Currently, she is finishing up a new 90-minute opera, Terror & Erebus, for six singers and percussion quartet, an unusual combination for opera, commissioned by Opera 5 and TorQ Percussion Quartet. She knew the members of TorQ during their university days together, and loved the sense of theatre in the way they played. “That was the genesis for making an opera with them,” she said. “Instead of being put in the corner or a dark orchestra pit, they will be a part of the stage experience and take on the role of being characters with their physical presence being a big part of the visual spectacle.” The story is about the Franklin expedition to find the Northwest passage, and the opera’s title comes from the names of the two ships of that doomed expedition. 

While composing, she imagined what the experiences of the crew might have been like, and she has approached this chilling narrative far more as an immersive dreamscape and hallucination than as a pirate-like adventure story. Scored for two sopranos, mezzo, tenor, baritone and bass baritone, this full range of sound gives lots of room for play and offers the audience the variety so necessary to sustain a long vocal work. Using the mallet percussion instruments, she is able to create a strong harmonic core. Livingston is currently putting the finishing touches to the score, awaiting the time when a performance will be possible. (We can all look forward to the flood of new creations being made during this time of isolation.time awaiting us when we are out of the dark waters of this time of isolation.
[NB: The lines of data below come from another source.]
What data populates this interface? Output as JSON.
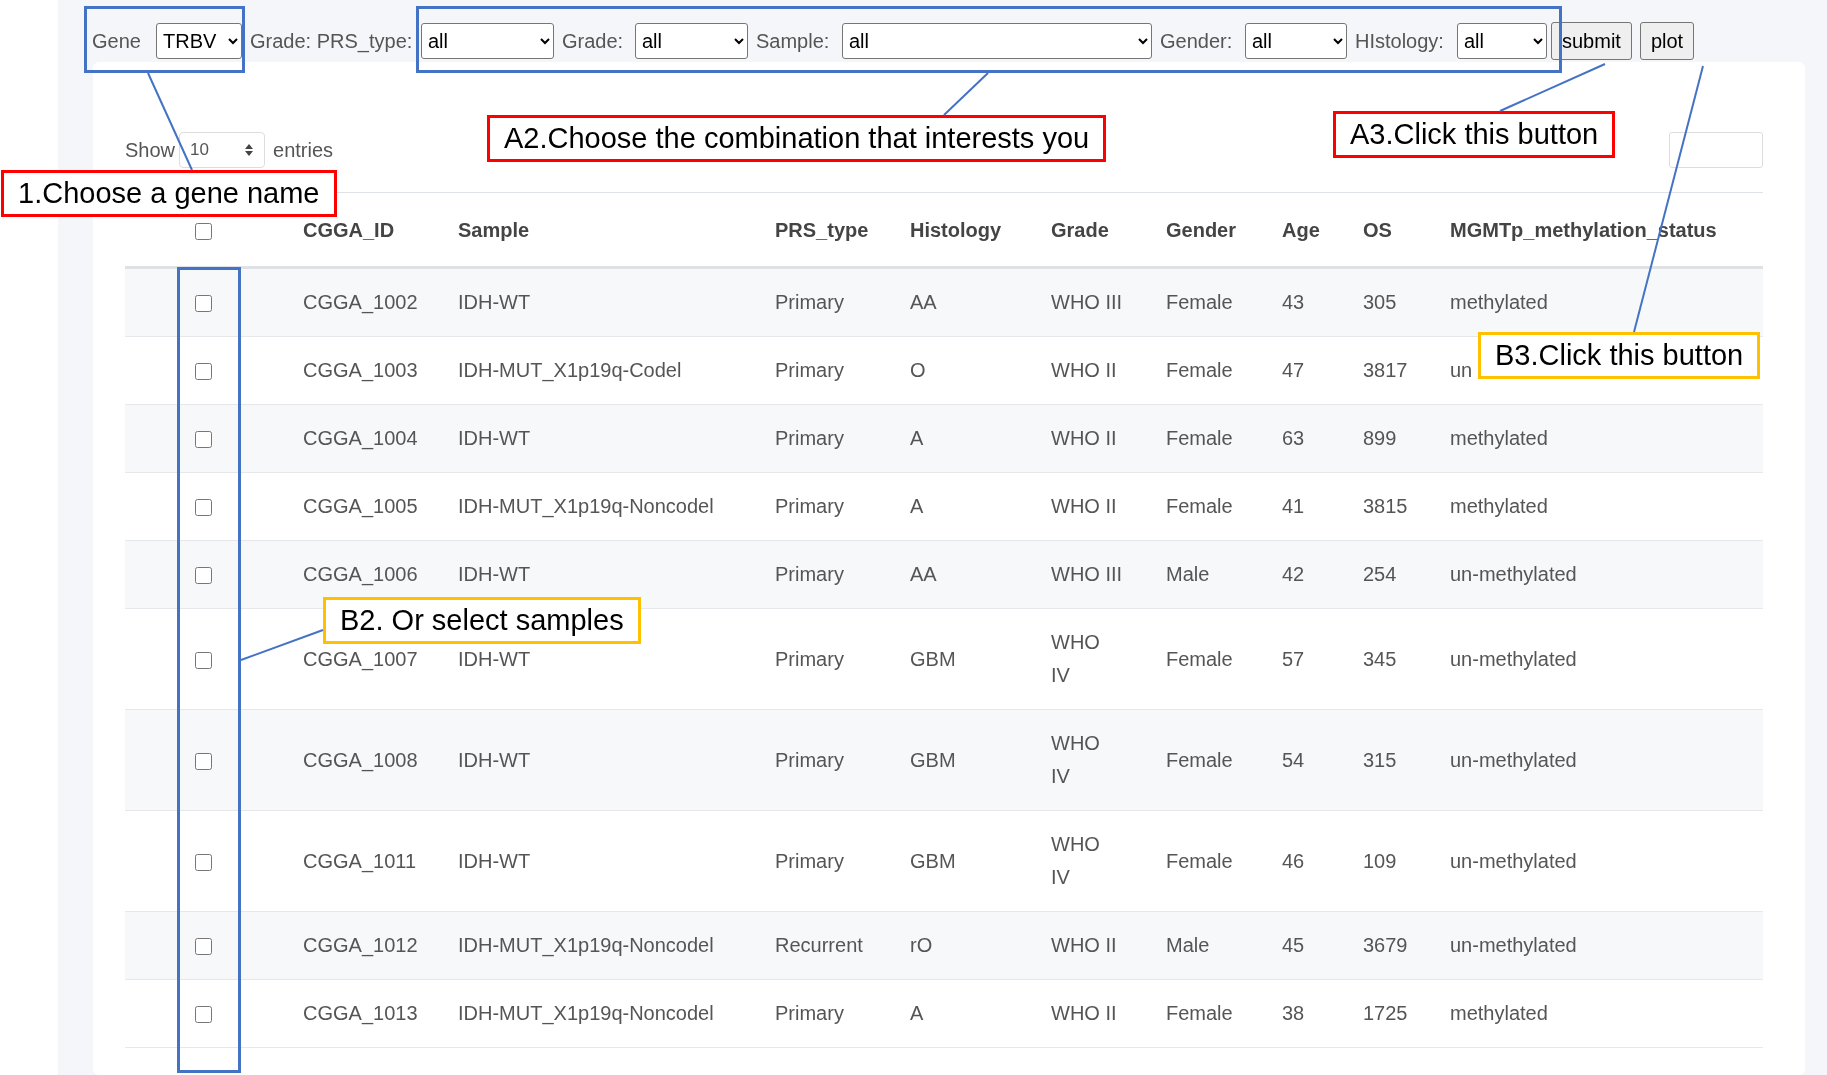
{
  "filters": [
    {
      "label": "Gene",
      "value": "TRBV"
    },
    {
      "label": "Grade: PRS_type:",
      "value": "all"
    },
    {
      "label": "Grade:",
      "value": "all"
    },
    {
      "label": "Sample:",
      "value": "all"
    },
    {
      "label": "Gender:",
      "value": "all"
    },
    {
      "label": "HIstology:",
      "value": "all"
    }
  ],
  "buttons": [
    "submit",
    "plot"
  ],
  "length_menu": {
    "label_before": "Show",
    "value": "10",
    "label_after": "entries"
  },
  "table": {
    "select_all": {
      "checked": false
    },
    "columns": [
      "CGGA_ID",
      "Sample",
      "PRS_type",
      "Histology",
      "Grade",
      "Gender",
      "Age",
      "OS",
      "MGMTp_methylation_status"
    ],
    "rows": [
      {
        "checked": false,
        "cells": [
          "CGGA_1002",
          "IDH-WT",
          "Primary",
          "AA",
          "WHO III",
          "Female",
          "43",
          "305",
          "methylated"
        ]
      },
      {
        "checked": false,
        "cells": [
          "CGGA_1003",
          "IDH-MUT_X1p19q-Codel",
          "Primary",
          "O",
          "WHO II",
          "Female",
          "47",
          "3817",
          "un"
        ]
      },
      {
        "checked": false,
        "cells": [
          "CGGA_1004",
          "IDH-WT",
          "Primary",
          "A",
          "WHO II",
          "Female",
          "63",
          "899",
          "methylated"
        ]
      },
      {
        "checked": false,
        "cells": [
          "CGGA_1005",
          "IDH-MUT_X1p19q-Noncodel",
          "Primary",
          "A",
          "WHO II",
          "Female",
          "41",
          "3815",
          "methylated"
        ]
      },
      {
        "checked": false,
        "cells": [
          "CGGA_1006",
          "IDH-WT",
          "Primary",
          "AA",
          "WHO III",
          "Male",
          "42",
          "254",
          "un-methylated"
        ]
      },
      {
        "checked": false,
        "cells": [
          "CGGA_1007",
          "IDH-WT",
          "Primary",
          "GBM",
          "WHO IV",
          "Female",
          "57",
          "345",
          "un-methylated"
        ]
      },
      {
        "checked": false,
        "cells": [
          "CGGA_1008",
          "IDH-WT",
          "Primary",
          "GBM",
          "WHO IV",
          "Female",
          "54",
          "315",
          "un-methylated"
        ]
      },
      {
        "checked": false,
        "cells": [
          "CGGA_1011",
          "IDH-WT",
          "Primary",
          "GBM",
          "WHO IV",
          "Female",
          "46",
          "109",
          "un-methylated"
        ]
      },
      {
        "checked": false,
        "cells": [
          "CGGA_1012",
          "IDH-MUT_X1p19q-Noncodel",
          "Recurrent",
          "rO",
          "WHO II",
          "Male",
          "45",
          "3679",
          "un-methylated"
        ]
      },
      {
        "checked": false,
        "cells": [
          "CGGA_1013",
          "IDH-MUT_X1p19q-Noncodel",
          "Primary",
          "A",
          "WHO II",
          "Female",
          "38",
          "1725",
          "methylated"
        ]
      }
    ]
  },
  "annotations": [
    {
      "kind": "highlight",
      "color": "#4472c4"
    },
    {
      "kind": "highlight",
      "color": "#4472c4"
    },
    {
      "kind": "callout",
      "color": "#ff0000",
      "text": "1.Choose a gene name"
    },
    {
      "kind": "callout",
      "color": "#ff0000",
      "text": "A2.Choose the combination that interests you"
    },
    {
      "kind": "callout",
      "color": "#ff0000",
      "text": "A3.Click this button"
    },
    {
      "kind": "callout",
      "color": "#ffc000",
      "text": "B3.Click this button"
    },
    {
      "kind": "highlight",
      "color": "#4472c4"
    },
    {
      "kind": "callout",
      "color": "#ffc000",
      "text": "B2. Or select samples"
    }
  ]
}
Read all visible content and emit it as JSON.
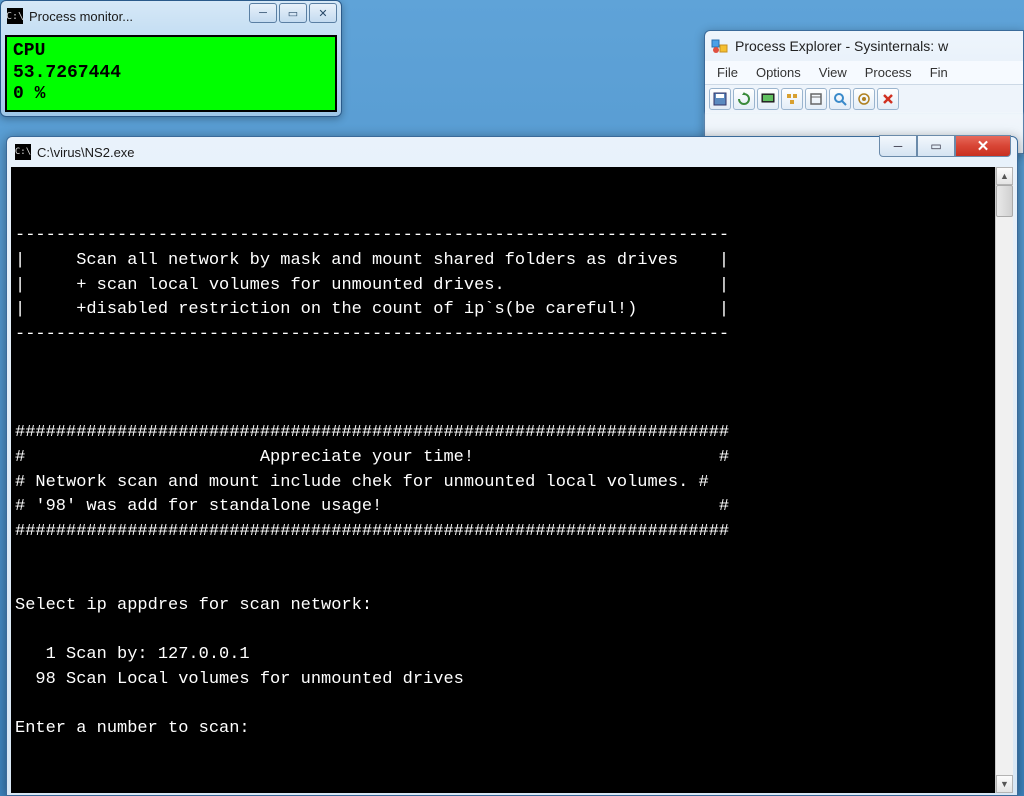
{
  "procmon": {
    "title": "Process monitor...",
    "icon_glyph": "C:\\",
    "body_line1": "CPU",
    "body_line2": "53.7267444",
    "body_line3": "0 %"
  },
  "pexp": {
    "title": "Process Explorer - Sysinternals: w",
    "menu": {
      "file": "File",
      "options": "Options",
      "view": "View",
      "process": "Process",
      "find": "Fin"
    }
  },
  "console": {
    "title": "C:\\virus\\NS2.exe",
    "icon_glyph": "C:\\",
    "lines": [
      "",
      "",
      "----------------------------------------------------------------------",
      "|     Scan all network by mask and mount shared folders as drives    |",
      "|     + scan local volumes for unmounted drives.                     |",
      "|     +disabled restriction on the count of ip`s(be careful!)        |",
      "----------------------------------------------------------------------",
      "",
      "",
      "",
      "######################################################################",
      "#                       Appreciate your time!                        #",
      "# Network scan and mount include chek for unmounted local volumes. #",
      "# '98' was add for standalone usage!                                 #",
      "######################################################################",
      "",
      "",
      "Select ip appdres for scan network:",
      "",
      "   1 Scan by: 127.0.0.1",
      "  98 Scan Local volumes for unmounted drives",
      "",
      "Enter a number to scan:"
    ]
  }
}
Coming full circle to the theme of unusual and original productions coming from Soundstreams, they will also be premiering a new version of their already original retake of Handel’s Messiah they call Electric Messiah, livestreaming on December 17. This version will be a full-length music video, with a mix of different outdoor filming locations, studio recordings and cinematic interpretations. The musical styles will range from jazz to soul/hip-hop and more, with a tradition-bending ensemble: soprano, treble, tenor, bass, turntables, guitar, harpsichord, electric keyboards and dancer. A new work by Ian Cusson, O Death, O Grave, will also be part of this holiday spectacle. 

I end this last column of 2020 with a wish to all readers that you have a safe and celebratory holiday time, however you chose to observe it.